Pathfinder Dam and Fremont Canyon

Note:  I left off editing images from our 2010 trip late last year – I was working full time and other interests distracted me – with the post Pathfinder. I am picking up where that one left off, promoting this post from it’s August 28, 2010 original date to September 26, 2016 as a “Blast from the Past” post.

On July 13, (2010) we were camped at a site on the shore of Pathfinder Reservoir, south of Casper.  We planned to take a short drive and then spend the rest of the day relaxing and reading.

Pathfinder Reservoir, Pathfinder Dam and Fremont Canyon all are all named for John Charles Frémont – the 19th century military officer, explorer and political candidate.  Frémont was known as “The Pathfinder.”

Pathfinder Dam and Fremont Canyon:

Pathfinder Canyon and Fremont Canyon, Wyoming

The flow during the summer is usually much lower than this due to drawdown for irrigation and power production.  Exceptional rainfall combined with good winter snowpack had resulted in almost all reservoirs along the having higher levels that had been seen for several years.  Some, in fact, had campgrounds that were closed due to flooding.

Pathfinder Canyon and Fremont Canyon, Wyoming

Looking downstream, the bridge below us is an old footbridge:

Fremont Canyon, Wyoming

A closer view of the footbridge and the canyon:

Fremont Canyon, Wyoming

A view from the bridge:

Fremont Canyon, Wyoming

We found a couple more locations downstream where we could view the canyon:

Fremont Canyon, Wyoming Fremont Canyon, Wyoming

After our drive, we went back to the camper.  While we were gone the wind had picked up and, with the heat, it very uncomfortable sitting outside.  There was no power at the campground and we didn’t want to run the generator, so we decided to forfeit on day’s camp fee and move on down the road (see Wind Blown).


From Wyoming State Historic Preservation Office:

The Pathfinder Dam, is a masonry arch dam which completely blocks, from bedrock to canyon rim, the course of the North Platte River.

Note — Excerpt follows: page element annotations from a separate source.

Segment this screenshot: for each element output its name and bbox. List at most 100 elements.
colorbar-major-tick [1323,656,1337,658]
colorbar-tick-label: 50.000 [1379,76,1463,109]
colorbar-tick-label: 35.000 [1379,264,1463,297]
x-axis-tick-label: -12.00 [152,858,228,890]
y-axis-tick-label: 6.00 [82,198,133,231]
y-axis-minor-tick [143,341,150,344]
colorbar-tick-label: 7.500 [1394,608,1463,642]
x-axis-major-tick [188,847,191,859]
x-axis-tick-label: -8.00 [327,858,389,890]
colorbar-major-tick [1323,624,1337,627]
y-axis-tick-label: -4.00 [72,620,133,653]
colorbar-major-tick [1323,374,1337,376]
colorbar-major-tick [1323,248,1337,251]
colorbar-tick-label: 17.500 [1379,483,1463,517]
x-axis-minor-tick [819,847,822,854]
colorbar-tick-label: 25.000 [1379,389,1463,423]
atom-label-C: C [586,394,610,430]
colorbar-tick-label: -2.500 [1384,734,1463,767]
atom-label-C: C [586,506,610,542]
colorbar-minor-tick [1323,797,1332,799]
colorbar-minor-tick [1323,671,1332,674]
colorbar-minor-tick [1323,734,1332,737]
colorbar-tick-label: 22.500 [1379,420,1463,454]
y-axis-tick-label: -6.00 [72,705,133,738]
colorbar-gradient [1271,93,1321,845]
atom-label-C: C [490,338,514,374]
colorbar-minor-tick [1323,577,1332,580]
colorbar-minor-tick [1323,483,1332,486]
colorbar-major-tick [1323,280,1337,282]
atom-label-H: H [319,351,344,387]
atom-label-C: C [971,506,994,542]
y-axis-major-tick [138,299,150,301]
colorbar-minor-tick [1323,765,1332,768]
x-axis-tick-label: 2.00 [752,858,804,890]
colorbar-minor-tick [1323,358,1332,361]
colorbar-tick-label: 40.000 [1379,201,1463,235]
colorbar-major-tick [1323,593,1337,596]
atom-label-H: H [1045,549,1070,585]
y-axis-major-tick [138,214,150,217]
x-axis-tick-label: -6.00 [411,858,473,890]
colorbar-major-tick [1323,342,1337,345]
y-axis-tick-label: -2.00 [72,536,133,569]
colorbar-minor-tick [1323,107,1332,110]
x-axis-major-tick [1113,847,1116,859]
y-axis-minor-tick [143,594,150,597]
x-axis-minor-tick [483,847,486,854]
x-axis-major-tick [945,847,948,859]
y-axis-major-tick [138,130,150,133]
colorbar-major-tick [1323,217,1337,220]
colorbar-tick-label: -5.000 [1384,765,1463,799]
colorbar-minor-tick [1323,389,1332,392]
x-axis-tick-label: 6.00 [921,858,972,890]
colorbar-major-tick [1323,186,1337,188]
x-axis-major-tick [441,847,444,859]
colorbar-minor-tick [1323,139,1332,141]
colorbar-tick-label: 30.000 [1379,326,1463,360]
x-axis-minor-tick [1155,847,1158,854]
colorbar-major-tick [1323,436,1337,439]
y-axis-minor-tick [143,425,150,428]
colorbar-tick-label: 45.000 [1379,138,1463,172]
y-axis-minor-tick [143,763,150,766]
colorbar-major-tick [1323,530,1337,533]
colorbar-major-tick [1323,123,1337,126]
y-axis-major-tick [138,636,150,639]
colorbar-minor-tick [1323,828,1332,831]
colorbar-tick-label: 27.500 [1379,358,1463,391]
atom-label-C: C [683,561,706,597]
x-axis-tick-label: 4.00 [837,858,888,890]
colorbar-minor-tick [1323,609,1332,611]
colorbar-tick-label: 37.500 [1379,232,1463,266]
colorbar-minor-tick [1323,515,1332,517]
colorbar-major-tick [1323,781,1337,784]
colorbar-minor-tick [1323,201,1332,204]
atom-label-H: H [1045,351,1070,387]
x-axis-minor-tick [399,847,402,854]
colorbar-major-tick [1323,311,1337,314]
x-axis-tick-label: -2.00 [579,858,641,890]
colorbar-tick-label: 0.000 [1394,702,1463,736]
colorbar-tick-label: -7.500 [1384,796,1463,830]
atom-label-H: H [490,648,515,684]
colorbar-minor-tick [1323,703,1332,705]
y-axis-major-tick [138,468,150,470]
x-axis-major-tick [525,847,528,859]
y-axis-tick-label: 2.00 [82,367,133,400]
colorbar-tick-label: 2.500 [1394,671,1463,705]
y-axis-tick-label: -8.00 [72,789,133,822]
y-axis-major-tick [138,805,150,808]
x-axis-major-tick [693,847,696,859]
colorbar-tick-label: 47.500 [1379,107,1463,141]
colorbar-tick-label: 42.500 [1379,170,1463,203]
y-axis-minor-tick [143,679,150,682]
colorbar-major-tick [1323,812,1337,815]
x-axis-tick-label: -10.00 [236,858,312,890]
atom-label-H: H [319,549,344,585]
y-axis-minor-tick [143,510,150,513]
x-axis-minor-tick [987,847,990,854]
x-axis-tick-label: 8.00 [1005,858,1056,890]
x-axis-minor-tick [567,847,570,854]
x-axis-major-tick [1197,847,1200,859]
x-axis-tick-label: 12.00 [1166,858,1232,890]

Construction of the dam was completed in 1909. Fashioned from huge blocks of granite, quarried nearby from the same formation into which the river had trenched its canyon course, the dam stands 214 feet high, has a crest length which reaches to 432 feet, and tapers from a base 97 feet wide to a top which is no more than 11 feet in width. The building of Pathfinder Dam was a successful testing of the late nineteenth century concept of arid lands reclamation in the western United States. The reservoir basin had a shore line greater than 75 miles in extent and afforded opportunity for storage of more than one million acre feet of irrigation and industrial water to previously arid lands.